Because of that, it’s much more likely that you’ll discard toasted sesame oil for quality purposes than that you’ll chuck the other one.
Now, what if your sesame oil is out-of-date?
Let’s talk about how you should go about it.
Expired Sesame Oil
Sesame oil doesn’t expire the way dairy does, but its quality changes slowly over time. Because of that, there’s no set date or period past which you should discard the oil.
Of course, the best-by date on the label is a good starting point, but your sesame oil could keep for a couple of months past it just as well as it could go rancid a few weeks before it. It all depends on the quality of the oil, how long it’s been open, and where it was stored.
So if your sesame oil is “expired,” but you’re comfortable with how old it is (e.g., it’s two months past its date, not two years; it’s not soy sauce), check it against the signs of spoilage I outlined earlier in the article. If anything is suspicious or iffy, err on the side of caution. Otherwise, the oil is likely okay to use.
Now, we all know that you don’t have to refrigerate canola oil, but what about sesame oil?
Does Sesame Oil Need to be Refrigerated?
Plain sesame oil doesn’t require refrigeration to last a long time but can benefit from it if you need to keep it for even longer. On the other hand, toasted sesame oil loses quality more quickly, and it’s a good idea to store it in the fridge if you want it to retain flavor for more than a few months.
(The same advice works for most other oils. For example, avocado oil doesn’t need to be refrigerated, but doing so will help extend its storage time.)
In other words, to maximize the shelf life of sesame oil, refrigerating it is the way to go, especially if we’re talking about toasted sesame oil.
Of course, if you use up sesame oil quickly (e.g., within a few weeks to a couple of months), it probably doesn’t matter all that much where you store it.

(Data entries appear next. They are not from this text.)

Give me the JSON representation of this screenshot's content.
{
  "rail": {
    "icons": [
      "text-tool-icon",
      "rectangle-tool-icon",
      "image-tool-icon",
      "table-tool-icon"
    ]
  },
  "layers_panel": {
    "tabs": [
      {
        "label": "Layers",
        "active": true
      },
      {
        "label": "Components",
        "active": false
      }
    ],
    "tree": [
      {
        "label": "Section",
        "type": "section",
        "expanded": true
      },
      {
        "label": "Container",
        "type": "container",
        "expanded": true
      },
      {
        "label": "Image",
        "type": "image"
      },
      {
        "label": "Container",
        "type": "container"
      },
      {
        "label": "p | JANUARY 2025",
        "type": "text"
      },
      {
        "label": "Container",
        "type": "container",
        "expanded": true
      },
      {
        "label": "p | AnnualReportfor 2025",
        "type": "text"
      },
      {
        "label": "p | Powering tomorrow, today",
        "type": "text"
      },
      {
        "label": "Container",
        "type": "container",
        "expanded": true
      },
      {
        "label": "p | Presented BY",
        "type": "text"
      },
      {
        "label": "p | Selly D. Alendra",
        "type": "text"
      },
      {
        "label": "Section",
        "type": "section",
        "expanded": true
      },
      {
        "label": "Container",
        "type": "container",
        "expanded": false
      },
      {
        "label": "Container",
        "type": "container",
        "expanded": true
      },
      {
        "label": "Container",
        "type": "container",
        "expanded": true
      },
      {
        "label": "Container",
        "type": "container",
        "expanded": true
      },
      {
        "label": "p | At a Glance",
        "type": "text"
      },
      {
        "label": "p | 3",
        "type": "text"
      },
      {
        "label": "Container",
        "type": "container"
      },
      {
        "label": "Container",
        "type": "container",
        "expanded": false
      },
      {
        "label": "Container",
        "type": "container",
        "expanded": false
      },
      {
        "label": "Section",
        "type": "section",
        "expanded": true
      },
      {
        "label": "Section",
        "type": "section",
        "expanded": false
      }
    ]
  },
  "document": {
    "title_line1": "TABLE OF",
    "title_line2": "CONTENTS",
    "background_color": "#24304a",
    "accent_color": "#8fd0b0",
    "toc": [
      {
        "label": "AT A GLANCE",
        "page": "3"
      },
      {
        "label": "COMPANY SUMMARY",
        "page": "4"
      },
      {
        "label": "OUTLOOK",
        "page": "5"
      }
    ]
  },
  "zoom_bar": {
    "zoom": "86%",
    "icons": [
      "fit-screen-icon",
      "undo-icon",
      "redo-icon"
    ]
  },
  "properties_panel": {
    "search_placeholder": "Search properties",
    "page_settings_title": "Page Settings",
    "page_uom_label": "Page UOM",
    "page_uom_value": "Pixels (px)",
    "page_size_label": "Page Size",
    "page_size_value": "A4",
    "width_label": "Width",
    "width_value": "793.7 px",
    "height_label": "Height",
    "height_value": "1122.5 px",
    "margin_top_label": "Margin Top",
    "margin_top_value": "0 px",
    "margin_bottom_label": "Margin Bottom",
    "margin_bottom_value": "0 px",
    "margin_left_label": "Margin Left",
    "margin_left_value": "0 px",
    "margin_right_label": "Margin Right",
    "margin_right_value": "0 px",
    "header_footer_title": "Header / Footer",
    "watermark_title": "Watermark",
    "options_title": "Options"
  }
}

Last but not least, refrigeration helps much more after you open the bottle. A whole unopened one will probably keep fine for months in the pantry.

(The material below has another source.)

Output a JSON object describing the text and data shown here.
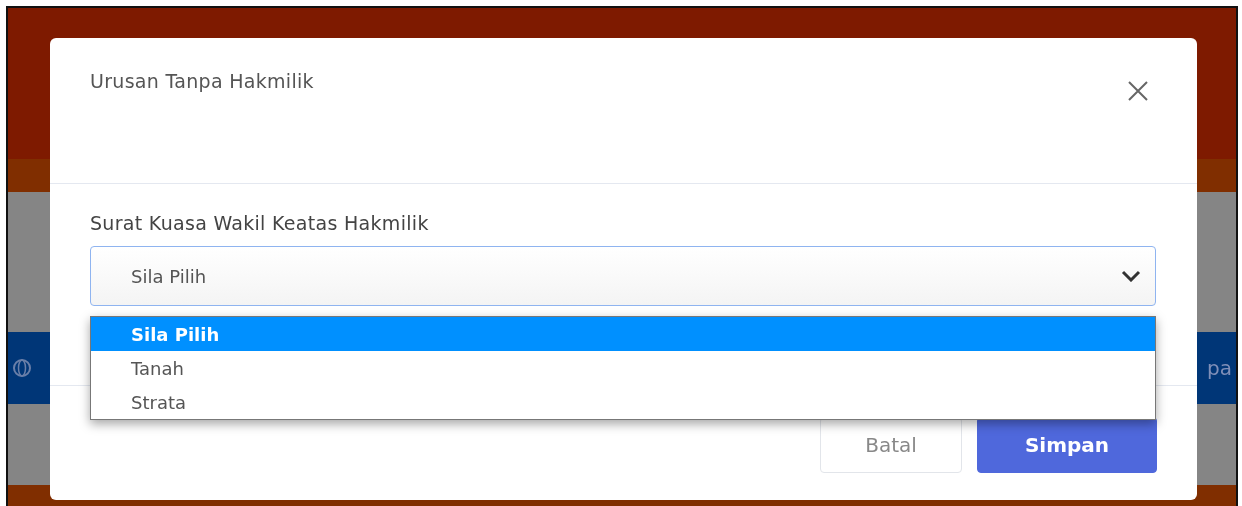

Now, let’s finish off with some other storage practices worth keeping in mind.
How to Store Sesame Oil
Store your sesame oil in a cool and dark place, away from sunlight and sources of heat. Make sure the bottle is always sealed tight, and consider refrigerating the oil after opening so that it lasts as long as possible.
If you decide to store the oil in the fridge, remember that it might thicken a bit and pour more slowly. That’s normal, and everything will get back to normal once you let the fat warm up at room temperature.
Sesame Oil Storage and Shelf Life Summary
Thanks for reading this piece. Here’s a short summary of what we’ve covered:
- Does sesame oil go bad? Sesame oil doesn’t go bad once it passes its “expiration” date. It typically stays safe for weeks or even months after, although its quality may vary.
- How long does sesame oil last? An unopened sesame oil lasts between one to three years. Once opened, plain sesame oil keeps for about nine months if you leave it at room temperature, or more than a year if you keep it in the fridge. Toasted sesame oil, on the other hand, retains quality ofr about half of that time.
- Do you need to refrigerate sesame oil? You don’t need to keep sesame oil in the fridge, but it’s a good idea to do so. Refrigeration is especially beneficial to toasted sesame oil, and it’s what you should do if you need it to last for more than a couple of months.